Mike Scarlett   -   Morrison was at The Memphis Music Festival about 12 years ago. I was really up to see because I loved his music. He was so drunk he could hardly talk, much less sing. I was so disappointed. I never listen anymore.
Nancy Cox   -   I introduced my 19-year-old son to Van Morrison songs. He would always sneak my CDs then I would hear him pulling into the yard playing Van Morrison. Then I knew he was the one that had it and I didn’t care. There was one that he and I would always listen to.  When Into The Mystic came on I would grab his hand while riding in the car and tell him he was the most important thing in the world to me. As I ride in the car now I’ll play Into The Mystic and look over thinking of him and wishing he was still here, waiting for him to start singing. My son passed away at the age of 21 on January 7,  2008. I miss him dearly but I still have Into The Mystic and remember the times we rode down the road together singing and holding hands. Thank you Van Morrison!
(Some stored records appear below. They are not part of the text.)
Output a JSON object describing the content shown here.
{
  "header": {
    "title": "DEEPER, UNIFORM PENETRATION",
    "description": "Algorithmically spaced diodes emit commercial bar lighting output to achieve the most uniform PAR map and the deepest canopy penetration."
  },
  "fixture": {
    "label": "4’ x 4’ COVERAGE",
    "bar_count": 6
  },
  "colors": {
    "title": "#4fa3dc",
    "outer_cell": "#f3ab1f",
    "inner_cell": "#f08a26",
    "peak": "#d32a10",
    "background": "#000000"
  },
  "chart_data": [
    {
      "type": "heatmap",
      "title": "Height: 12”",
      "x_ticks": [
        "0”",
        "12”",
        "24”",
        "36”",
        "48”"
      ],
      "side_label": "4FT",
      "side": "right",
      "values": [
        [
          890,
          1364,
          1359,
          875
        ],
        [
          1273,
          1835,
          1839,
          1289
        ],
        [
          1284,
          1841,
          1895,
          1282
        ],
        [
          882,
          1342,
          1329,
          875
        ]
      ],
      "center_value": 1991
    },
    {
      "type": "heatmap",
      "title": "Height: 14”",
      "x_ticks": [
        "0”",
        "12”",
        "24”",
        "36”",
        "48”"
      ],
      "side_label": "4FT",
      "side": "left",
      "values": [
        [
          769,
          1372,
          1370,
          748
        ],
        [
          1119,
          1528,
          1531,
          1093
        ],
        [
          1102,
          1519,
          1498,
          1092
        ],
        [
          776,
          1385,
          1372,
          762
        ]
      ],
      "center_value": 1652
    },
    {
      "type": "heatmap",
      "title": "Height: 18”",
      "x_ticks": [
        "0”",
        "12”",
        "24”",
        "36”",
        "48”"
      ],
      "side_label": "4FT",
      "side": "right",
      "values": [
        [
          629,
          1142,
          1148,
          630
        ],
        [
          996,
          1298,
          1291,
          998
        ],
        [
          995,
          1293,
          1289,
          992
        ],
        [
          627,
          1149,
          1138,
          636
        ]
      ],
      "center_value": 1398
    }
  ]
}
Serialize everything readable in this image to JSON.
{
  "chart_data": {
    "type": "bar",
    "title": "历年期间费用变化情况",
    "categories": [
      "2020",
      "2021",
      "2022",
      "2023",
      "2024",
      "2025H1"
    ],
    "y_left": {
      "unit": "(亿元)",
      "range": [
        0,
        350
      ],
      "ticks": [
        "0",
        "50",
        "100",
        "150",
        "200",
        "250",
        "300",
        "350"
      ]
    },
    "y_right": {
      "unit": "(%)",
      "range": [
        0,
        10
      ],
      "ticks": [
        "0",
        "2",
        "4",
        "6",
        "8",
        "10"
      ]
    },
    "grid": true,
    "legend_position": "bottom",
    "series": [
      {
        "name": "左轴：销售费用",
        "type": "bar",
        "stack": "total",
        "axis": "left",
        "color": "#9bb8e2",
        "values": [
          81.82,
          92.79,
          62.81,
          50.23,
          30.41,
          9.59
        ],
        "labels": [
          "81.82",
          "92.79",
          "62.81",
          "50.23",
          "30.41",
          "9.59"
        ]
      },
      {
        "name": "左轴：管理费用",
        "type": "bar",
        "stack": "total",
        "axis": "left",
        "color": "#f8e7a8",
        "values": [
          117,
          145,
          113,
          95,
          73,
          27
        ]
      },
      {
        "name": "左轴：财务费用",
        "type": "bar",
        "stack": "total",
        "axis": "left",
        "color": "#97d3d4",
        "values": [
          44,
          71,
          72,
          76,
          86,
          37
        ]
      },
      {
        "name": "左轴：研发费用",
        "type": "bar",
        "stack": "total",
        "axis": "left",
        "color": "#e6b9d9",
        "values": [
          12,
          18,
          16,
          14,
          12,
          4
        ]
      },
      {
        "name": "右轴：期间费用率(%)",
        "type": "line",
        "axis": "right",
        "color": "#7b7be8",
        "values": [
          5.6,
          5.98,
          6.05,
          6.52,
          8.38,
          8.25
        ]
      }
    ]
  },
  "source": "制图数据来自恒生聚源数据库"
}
Ion   -    There are two songs of Van Morrison's that I listen to over and over; namely, Too Long in Exile, which is almost like a drug for me; it replenishes my immigrant heart with much needed pain. I guess I just like to feel sorry for myself, from time to time. The other song is Cry for Home which I like to torture myself with for the same reason, i.e., homesickness.

Phyllis McKee   -   In the late 1960s, the Band was playing at Boston's Symphony Hall, one of the first rock shows to appear at that venue.  It was a loud, boisterous crowd, smokey clouds ascending to the ceiling. We were really ready for the music to start, when, unannounced, this guy came on stage singing Brown Eyed Girl. He wasn't on the bill, and he was singing this top-40s hit, which wasn't very cool in those days.  The crowd started with a low rumble, and the boos got louder and louder. They forced this guy off the stage! (It was Van Morrison)
Jim L-L   -   Van Morrison performs hackneyed phrases as if he is the only one who truly understands, and then we all hear it for the first time and then over and over again as we become hypnotised and transported.  His recent song Behind the Ritual includes perhaps the funniest and intensely serious commentary on the transcendence and simultaneous meaninglessness of pop music, blah, blah, blah, blah, blah.